K: “So how’d you get started on guitar? What did you like to play that inspired you?”

M: “Well I was 14, I started late compared to other guys. Starting out, it was all about KISS and The Ramones. Which is good for a guitarist because you get to have fun. If you start out listening to and trying to play John McLaughlin and DiMeola you’re going to hate your life. People always ask about my pick hand and it honestly came from jerking off a lot. It’s great practice.”

K: “Yeah the glam and punk influences really show through in your solo music. The raw energy (a lot of which comes from J-Rock as well) and the bombast really cut through. It’s still really varied, though. How do you try to keep things fresh while still playing ‘what you want?’”

M: “Well my own music is too much Marty sometimes. It can become nauseating. I like to cut that with other people. So Inferno had guest musicians all over it. Dave Davidson who is a completely mind-blowing guitar player (Revocation is astounding), Rorigo y Gabriela, who I’m actually going to be performing live with soon. It’s just a lot of fun letting other people bring their personalities in.”

K: “Have you kept up with Jason lately?”

M: “Yes I talk with him as much as possible. He’s truly one of my best friends. And he just gets even more talented over time. He’s working on some new material and it’s going to be the greatest thing you’ve ever heard. Every time I’m working on something, I ask myself if Jason would like it. It’s super cool that people on a cruise out in the middle of the Caribbean are asking about him. I’m going to tell him people were asking about him.”

K: “Switching gears a bit, your new Jackson is really interesting! Cool to see you playing them again. How’d you go about starting your relationship with them back up?”

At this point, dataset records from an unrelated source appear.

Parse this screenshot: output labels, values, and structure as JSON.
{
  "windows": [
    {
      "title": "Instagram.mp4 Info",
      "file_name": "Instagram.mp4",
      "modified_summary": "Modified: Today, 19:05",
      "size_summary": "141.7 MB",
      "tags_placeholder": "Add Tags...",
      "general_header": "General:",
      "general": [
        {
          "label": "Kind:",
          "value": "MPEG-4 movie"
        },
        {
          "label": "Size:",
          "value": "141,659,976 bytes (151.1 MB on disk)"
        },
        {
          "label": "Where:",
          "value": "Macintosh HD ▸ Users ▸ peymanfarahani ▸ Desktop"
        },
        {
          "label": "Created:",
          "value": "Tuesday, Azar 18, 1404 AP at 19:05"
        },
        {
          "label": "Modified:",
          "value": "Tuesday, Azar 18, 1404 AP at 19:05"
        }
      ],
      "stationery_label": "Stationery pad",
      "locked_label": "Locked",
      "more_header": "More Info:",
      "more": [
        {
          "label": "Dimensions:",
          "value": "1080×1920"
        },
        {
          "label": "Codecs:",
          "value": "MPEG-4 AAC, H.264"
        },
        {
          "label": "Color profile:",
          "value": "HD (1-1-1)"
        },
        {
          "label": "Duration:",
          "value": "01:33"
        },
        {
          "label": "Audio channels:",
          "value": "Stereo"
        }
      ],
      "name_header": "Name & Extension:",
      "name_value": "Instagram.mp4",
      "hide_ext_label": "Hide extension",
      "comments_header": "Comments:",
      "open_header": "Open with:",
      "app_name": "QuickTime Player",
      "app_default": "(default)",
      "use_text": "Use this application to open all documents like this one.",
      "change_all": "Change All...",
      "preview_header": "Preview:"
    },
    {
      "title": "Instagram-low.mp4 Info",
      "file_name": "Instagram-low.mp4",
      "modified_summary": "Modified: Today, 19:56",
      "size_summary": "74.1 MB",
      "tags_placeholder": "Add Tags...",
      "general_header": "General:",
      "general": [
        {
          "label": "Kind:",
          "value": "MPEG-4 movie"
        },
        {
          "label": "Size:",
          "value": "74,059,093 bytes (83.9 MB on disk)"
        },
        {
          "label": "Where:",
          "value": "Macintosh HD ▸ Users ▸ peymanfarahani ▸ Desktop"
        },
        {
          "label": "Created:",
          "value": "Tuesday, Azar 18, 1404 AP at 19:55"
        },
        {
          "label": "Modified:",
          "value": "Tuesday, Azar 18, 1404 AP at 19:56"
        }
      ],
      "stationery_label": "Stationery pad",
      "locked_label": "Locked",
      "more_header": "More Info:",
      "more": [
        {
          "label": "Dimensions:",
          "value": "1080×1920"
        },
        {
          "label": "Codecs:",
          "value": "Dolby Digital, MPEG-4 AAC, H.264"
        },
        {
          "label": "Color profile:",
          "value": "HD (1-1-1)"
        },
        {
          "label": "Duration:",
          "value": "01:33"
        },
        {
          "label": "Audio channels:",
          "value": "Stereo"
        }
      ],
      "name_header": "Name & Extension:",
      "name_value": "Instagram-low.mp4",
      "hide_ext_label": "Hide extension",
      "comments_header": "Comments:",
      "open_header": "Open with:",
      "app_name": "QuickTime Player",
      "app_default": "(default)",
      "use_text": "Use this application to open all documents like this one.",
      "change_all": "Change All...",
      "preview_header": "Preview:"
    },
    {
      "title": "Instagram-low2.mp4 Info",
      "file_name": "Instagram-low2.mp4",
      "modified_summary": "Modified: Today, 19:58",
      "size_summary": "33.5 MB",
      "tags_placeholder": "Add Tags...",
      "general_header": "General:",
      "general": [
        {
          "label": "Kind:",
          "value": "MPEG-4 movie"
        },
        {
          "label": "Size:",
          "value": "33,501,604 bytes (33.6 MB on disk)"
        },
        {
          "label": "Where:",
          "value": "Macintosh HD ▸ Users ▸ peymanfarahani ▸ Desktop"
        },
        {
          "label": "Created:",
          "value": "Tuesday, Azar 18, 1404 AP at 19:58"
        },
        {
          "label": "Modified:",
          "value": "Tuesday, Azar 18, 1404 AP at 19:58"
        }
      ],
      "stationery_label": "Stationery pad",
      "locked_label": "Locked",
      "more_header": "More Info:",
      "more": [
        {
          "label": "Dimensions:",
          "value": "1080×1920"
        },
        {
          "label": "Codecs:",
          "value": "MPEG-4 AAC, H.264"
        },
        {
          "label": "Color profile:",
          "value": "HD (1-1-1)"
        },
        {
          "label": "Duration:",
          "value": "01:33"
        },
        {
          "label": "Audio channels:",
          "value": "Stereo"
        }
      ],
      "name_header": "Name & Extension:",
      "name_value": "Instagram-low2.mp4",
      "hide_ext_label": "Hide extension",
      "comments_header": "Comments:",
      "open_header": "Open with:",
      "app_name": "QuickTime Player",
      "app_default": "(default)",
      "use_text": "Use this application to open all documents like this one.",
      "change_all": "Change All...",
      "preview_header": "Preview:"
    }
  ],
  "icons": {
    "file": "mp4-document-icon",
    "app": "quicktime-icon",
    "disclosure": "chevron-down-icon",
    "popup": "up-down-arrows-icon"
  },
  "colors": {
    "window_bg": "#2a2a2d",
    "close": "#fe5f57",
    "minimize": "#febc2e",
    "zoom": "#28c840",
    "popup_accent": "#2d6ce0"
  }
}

M: “I thought it was time to come home. They make fantastic guitars, I just like playing a lot of things so I wound up with PRS for a while, especially when I was playing mellower music. Nothing is official yet, we’re prototyping, but they were really receptive to the idea of me getting a new signature model, and it’s all going really well so far. As I get older, I’m really appreciating the Les Paul look. It’s like a tuxedo. It’s just so damn cool. I wanted to take that and make it a bit more aggressive with the headstock and the bevels. We’ve been going back and forth and tweaking things. I can’t tell you a lot about specs, but I can tell you what’s really important to me about a guitar is how it feels in my hands, and how it reacts to the knobs. I need something really expressive where the realm between 0 and 100 actually exists. I think we’re really nailing that.”

K: “So I’d like to wrap this up with two questions, that I think you’d really enjoy answering. Firstly, how did moving to Japan personally affect your music? And finally, what’s one tenet of Eastern music that you think American musicians could apply to improve their own music, or even their lives?”

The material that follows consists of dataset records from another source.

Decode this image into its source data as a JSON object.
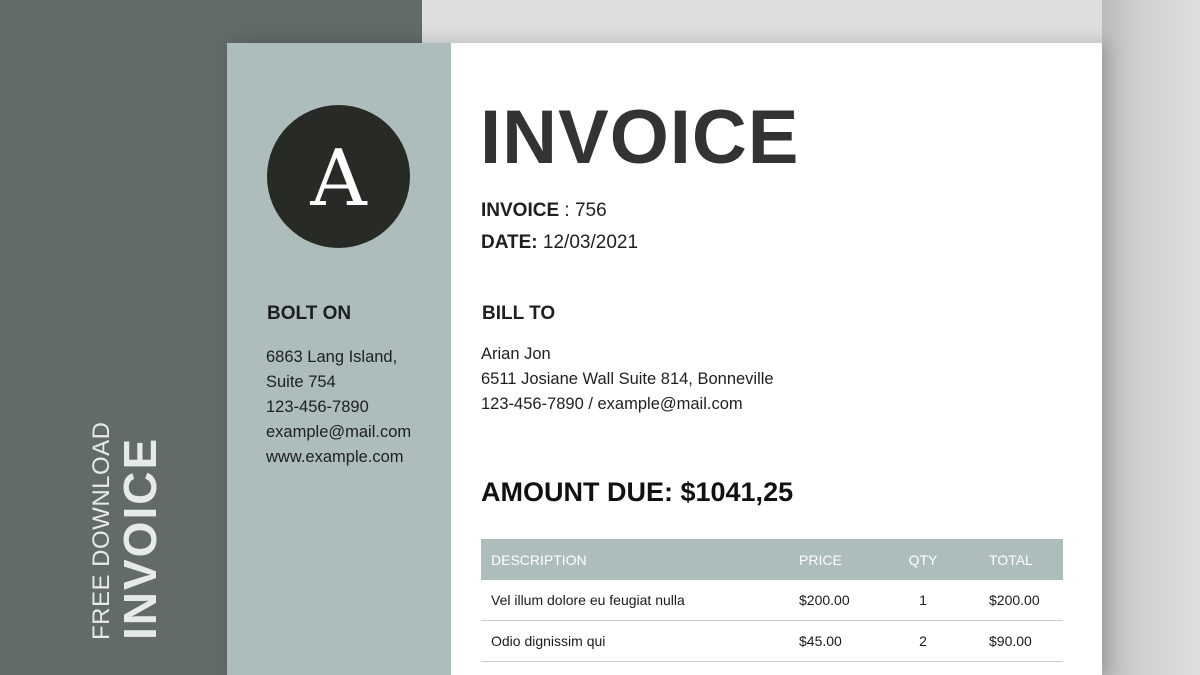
{
  "side": {
    "small": "FREE DOWNLOAD",
    "big": "INVOICE"
  },
  "logo": {
    "letter": "A"
  },
  "company": {
    "name": "BOLT ON",
    "lines": [
      "6863 Lang Island,",
      "Suite 754",
      "123-456-7890",
      "example@mail.com",
      "www.example.com"
    ]
  },
  "invoice": {
    "title": "INVOICE",
    "number_label": "INVOICE",
    "number_sep": " : ",
    "number": "756",
    "date_label": "DATE:",
    "date": "12/03/2021"
  },
  "bill_to": {
    "heading": "BILL TO",
    "lines": [
      "Arian Jon",
      "6511 Josiane Wall Suite 814, Bonneville",
      "123-456-7890 / example@mail.com"
    ]
  },
  "amount_due": "AMOUNT DUE: $1041,25",
  "table": {
    "headers": {
      "description": "DESCRIPTION",
      "price": "PRICE",
      "qty": "QTY",
      "total": "TOTAL"
    },
    "rows": [
      {
        "description": "Vel illum dolore eu feugiat nulla",
        "price": "$200.00",
        "qty": "1",
        "total": "$200.00"
      },
      {
        "description": "Odio dignissim qui",
        "price": "$45.00",
        "qty": "2",
        "total": "$90.00"
      }
    ]
  },
  "colors": {
    "dark_panel": "#626a6a",
    "sage": "#adbdbc",
    "logo_circle": "#272a25"
  }
}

M: “Japan changed everything for me. I picked up the language in my spare time on tour while I still lived in the States, and I integrated pretty quickly once I moved. It’s an entirely new life. I play with huge pop musicians, I’ve had over a thousand television appearances, I’ve testified before their government about things totally unrelated to music, I give lectures at universities. If there’s one thing I want everyone reading this to know, it’s that any big scary change you’ve ever wanted to make in your life, do it immediately. That will help your music; that will help your entire life. I’ve become a more interesting person, I have intellectual pursuits now- it takes a lot more to keep my attention. If you become a more interesting person, your music will become more interesting. Your entire life can only get better, I guarantee it. As far as the music goes, it’s really just a dedication to melody. Making sure everything serves the melody, but the only way to figure that out is to listen to it. For heavier stuff, I’d really recommend your readers check out Maximum the Hormone, and for lighter stuff: Perfume.”